Мы сошлись вместе: Миша, Женя и я часто бродили втроём, рассуждая, споря, перебивая друг друга. Женя, с его практичной сметкой и острым умом, относился к тем людям, которые не всегда выдумывают порох или зажигают Темзу, но которые просто обречены на успешное существование. Мы говорили обо всём и ни о чём, просто перемалывали на мелкие кусочки, пережёвывали, обильно смачивая ядовитой слюной, глотали и переваривали происходящее, хорошо дополняя друг друга. Миша был склонен к философским обобщениям и делился своим богатым прошлым; Женя очень остро подмечал детали и умело рвал паутинку там, где она особенно тонка; я уводил разговор в эфир неожиданных ассоциаций и цинично называл всё своим именем, то, на что не всегда решались мои спутники.
Женя раскрылся в Иерусалиме. Он вступил в ту пору жизни, когда человек осознает, что он хочет и как этого достичь. Поначалу он держался Александра и спал как-то интересно, на койке выше его, как на нарах, и свет зажжённым оставлял на Шаббат – на кой, спрашивается, спать при свете ночью, да ещё на нарах, чтобы лампочка резала живое лицо! Потом он стал здоровым эгоистом, хотя спать ему пришлось там же. Нас отличали поступки: я говорил, что думал, и поступал, как хотел, он – как того требовали обстоятельства. И в этой, казалось, незначительной трещинке таилась пропасть, которая впоследствии непримиримо развела нас по разные стороны.
У него был хороший английский, правда, с типично еврейской интонацией «своего не упущу», когда в конце повествовательного предложения идёт не нисходящий – «Я пока всё сказал, теперь пауза, и слушаю Вас», а восходящий тон – «Я сказал и ещё скажу, и слушайте меня – вот, что главное, а вы там помолчите!» Люди ему подобные никогда не задают трудных вопросов, у них давно на всё заготовлены ответы, они либо выбирают новые, более комфортные, обстоятельства, либо приспосабливаются к тем, в которых обитают. И судят они других своей меркой, меркой внешних атрибутов: страны проживания, положения, дохода...

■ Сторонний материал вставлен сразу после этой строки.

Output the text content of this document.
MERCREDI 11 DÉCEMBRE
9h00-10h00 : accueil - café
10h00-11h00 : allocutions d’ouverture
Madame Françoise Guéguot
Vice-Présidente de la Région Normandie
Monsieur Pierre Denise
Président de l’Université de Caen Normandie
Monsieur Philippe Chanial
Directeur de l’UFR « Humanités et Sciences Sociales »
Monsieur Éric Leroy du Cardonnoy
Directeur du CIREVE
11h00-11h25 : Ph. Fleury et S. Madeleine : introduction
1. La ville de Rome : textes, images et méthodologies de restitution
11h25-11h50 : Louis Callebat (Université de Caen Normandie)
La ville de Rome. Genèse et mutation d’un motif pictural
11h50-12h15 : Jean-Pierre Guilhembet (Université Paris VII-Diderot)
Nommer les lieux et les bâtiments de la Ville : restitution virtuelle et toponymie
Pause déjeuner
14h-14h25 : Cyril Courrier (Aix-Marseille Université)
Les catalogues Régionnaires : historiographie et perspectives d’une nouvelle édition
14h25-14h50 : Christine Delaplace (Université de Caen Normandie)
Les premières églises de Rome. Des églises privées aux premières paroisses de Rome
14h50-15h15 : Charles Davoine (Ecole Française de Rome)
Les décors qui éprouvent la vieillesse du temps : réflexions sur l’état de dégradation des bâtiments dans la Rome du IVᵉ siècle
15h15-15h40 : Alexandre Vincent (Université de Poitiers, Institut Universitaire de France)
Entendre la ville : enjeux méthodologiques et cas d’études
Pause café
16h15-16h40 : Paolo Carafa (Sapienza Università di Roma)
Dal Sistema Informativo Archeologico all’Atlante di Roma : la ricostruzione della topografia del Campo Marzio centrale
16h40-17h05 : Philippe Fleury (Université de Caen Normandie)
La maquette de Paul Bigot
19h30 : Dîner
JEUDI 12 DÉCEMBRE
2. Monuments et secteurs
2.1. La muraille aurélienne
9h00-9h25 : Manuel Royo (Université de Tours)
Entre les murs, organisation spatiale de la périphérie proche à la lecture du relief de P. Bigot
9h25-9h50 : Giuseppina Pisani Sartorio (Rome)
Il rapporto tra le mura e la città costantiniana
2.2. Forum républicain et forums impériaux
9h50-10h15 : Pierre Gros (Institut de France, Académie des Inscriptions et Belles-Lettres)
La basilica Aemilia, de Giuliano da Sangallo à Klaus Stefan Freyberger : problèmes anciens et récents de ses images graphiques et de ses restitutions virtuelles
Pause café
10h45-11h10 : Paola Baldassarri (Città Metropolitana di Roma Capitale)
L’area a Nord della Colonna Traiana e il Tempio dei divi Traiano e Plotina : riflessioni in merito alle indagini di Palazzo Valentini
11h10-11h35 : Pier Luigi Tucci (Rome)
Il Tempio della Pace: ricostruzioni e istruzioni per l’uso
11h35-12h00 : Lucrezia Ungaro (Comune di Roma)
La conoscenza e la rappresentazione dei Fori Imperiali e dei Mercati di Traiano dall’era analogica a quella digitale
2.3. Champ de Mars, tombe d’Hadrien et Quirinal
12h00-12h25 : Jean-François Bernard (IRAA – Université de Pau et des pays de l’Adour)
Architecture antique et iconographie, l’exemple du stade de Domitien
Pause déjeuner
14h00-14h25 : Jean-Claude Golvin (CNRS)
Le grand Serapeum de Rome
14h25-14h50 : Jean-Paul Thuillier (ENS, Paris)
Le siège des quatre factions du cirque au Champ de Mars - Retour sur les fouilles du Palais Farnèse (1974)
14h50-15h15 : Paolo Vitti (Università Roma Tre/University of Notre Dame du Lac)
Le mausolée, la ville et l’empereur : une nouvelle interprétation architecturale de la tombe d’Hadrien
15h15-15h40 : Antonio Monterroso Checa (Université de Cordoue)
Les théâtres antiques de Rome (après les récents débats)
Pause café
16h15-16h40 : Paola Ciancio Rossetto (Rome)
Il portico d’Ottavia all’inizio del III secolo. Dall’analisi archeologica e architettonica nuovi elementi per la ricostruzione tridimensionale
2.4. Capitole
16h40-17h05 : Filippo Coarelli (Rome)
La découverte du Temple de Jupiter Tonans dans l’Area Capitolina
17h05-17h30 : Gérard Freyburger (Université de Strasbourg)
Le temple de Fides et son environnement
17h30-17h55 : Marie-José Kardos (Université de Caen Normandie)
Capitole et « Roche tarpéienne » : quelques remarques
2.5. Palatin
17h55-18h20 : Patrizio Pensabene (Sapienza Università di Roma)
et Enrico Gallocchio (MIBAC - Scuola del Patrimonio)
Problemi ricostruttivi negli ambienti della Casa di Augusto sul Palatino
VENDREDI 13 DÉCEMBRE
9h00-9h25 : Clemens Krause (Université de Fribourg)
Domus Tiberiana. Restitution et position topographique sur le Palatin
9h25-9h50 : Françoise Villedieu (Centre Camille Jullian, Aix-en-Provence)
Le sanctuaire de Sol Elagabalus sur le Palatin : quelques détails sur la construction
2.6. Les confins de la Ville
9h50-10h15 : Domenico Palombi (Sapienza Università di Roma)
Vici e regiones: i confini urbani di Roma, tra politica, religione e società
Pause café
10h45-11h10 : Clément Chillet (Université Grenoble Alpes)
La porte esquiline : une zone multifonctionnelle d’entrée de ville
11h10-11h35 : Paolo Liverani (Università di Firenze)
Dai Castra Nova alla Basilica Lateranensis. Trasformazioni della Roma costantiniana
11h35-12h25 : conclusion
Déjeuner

Вскоре Женя стал любимцем шефа, Шолома Шварца, и после окончания программы получил должность представителя организации в Москве за умеренную плату, которая его, правда, не устроила. А вскоре получил статус беженца и уехал в Штаты, где сделал хорошую карьеру и удобно устроился. Сначала мы переписывались, потом общались по компьютеру, затем я видел его неоднократно во время своих приездов в Америку. И всякий раз, видя огромную разницу между нами, я удивлялся, почему не рвались эти изношенные нити. И хотя они, нити, выйдя из иерусалимского клубка, разошлись в разные стороны, нас связывала незримость прошлого, когда там, в Иерусалиме, нам было вместе и весело, и интересно...
15
Вечером я провожал Шаббат у Ефима. Было много народу, много разговоров. Ефим снимал огромную, четырёхкомнатную квартиру в самом центре Старого Города, в которой хозяйничала его жена Мейра, приятная, слишком длинная брюнетка: сквозь строгие иудейские одежды угадывались её гибкая берёзовая талия, длинные ноги. Вот только кончики век были опущены вниз, как у начинающего увядать, уже скрученного лепестка.

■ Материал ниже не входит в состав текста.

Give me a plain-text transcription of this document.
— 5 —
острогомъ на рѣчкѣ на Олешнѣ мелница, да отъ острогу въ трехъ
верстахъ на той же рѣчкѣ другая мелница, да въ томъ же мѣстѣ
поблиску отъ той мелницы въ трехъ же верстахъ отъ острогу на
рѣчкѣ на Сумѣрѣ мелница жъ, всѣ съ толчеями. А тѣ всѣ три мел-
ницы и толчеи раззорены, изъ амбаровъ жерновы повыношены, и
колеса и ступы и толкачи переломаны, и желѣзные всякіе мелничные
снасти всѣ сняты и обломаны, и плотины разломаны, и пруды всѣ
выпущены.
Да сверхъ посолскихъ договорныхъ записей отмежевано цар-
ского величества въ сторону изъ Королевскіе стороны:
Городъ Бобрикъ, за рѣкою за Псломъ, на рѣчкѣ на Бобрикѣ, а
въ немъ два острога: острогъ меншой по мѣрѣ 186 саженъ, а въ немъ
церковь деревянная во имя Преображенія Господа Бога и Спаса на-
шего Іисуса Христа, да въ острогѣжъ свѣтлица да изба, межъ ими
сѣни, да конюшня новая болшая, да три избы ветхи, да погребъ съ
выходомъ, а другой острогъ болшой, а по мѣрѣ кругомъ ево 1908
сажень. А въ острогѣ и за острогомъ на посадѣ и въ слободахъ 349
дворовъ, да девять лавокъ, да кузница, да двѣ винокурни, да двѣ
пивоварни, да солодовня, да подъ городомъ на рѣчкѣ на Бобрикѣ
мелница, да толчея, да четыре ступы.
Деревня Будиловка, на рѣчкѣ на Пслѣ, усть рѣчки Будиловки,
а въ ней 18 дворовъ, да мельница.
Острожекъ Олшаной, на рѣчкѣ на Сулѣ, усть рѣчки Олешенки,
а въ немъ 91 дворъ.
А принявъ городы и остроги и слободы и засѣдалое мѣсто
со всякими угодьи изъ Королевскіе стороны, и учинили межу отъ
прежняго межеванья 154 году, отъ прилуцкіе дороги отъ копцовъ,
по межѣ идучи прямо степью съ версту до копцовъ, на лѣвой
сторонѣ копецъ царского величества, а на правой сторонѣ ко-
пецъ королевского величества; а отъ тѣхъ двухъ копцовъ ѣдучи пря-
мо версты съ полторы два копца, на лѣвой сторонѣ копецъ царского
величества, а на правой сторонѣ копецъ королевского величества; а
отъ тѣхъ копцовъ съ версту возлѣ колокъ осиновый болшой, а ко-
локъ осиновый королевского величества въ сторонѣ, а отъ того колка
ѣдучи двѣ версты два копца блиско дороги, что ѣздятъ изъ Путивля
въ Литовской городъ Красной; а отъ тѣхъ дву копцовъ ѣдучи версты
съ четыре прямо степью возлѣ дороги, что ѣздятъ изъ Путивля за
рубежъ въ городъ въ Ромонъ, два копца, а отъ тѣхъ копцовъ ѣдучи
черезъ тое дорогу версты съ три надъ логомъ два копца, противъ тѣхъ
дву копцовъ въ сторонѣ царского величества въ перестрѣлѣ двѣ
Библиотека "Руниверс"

Ефим долго молился, долго рассуждал, долго ел, не пропуская ни одного блюда, разносимого женой. Перед уходом он показал мне книги своего отца, «известного», по его словам, писателя, жившего в Канаде и собиравшегося в гости к сыну.
Утром следующего дня началась серия семинаров о конечном – мирском, человеческом, и бесконечном, беспредельном – божественном. Это звучало примерно так: приходилось ли вам в жизни испытывать сильные духовные (спиричуэл) переживания (экспириенс)? Встречать рассвет, провожать закат? – Хорошо. Ещё. – Рождение ребенка? – Прекрасно! Защита диссертации? Смертельная опасность? – Интересно. – Творческая работа? – Конечно!
Набрав джентльменский букет из двух десятков экспириенс, лектор растолковывал причины этих необыкновенных и сильных ощущений. – Вы подошли к таинственному, неизведанному, к тому, что сильнее Вас, – к вечности; вышли за оболочку своего я, приблизились к духовному, божественному, беспредельному; Ваше тело – смертельно, конечно, а душа – часть Бога – она имеет начало, но не имеет конца, духовное – вечно... Всё это звучало хотя и не ново, но привлекательно, мы не скучали.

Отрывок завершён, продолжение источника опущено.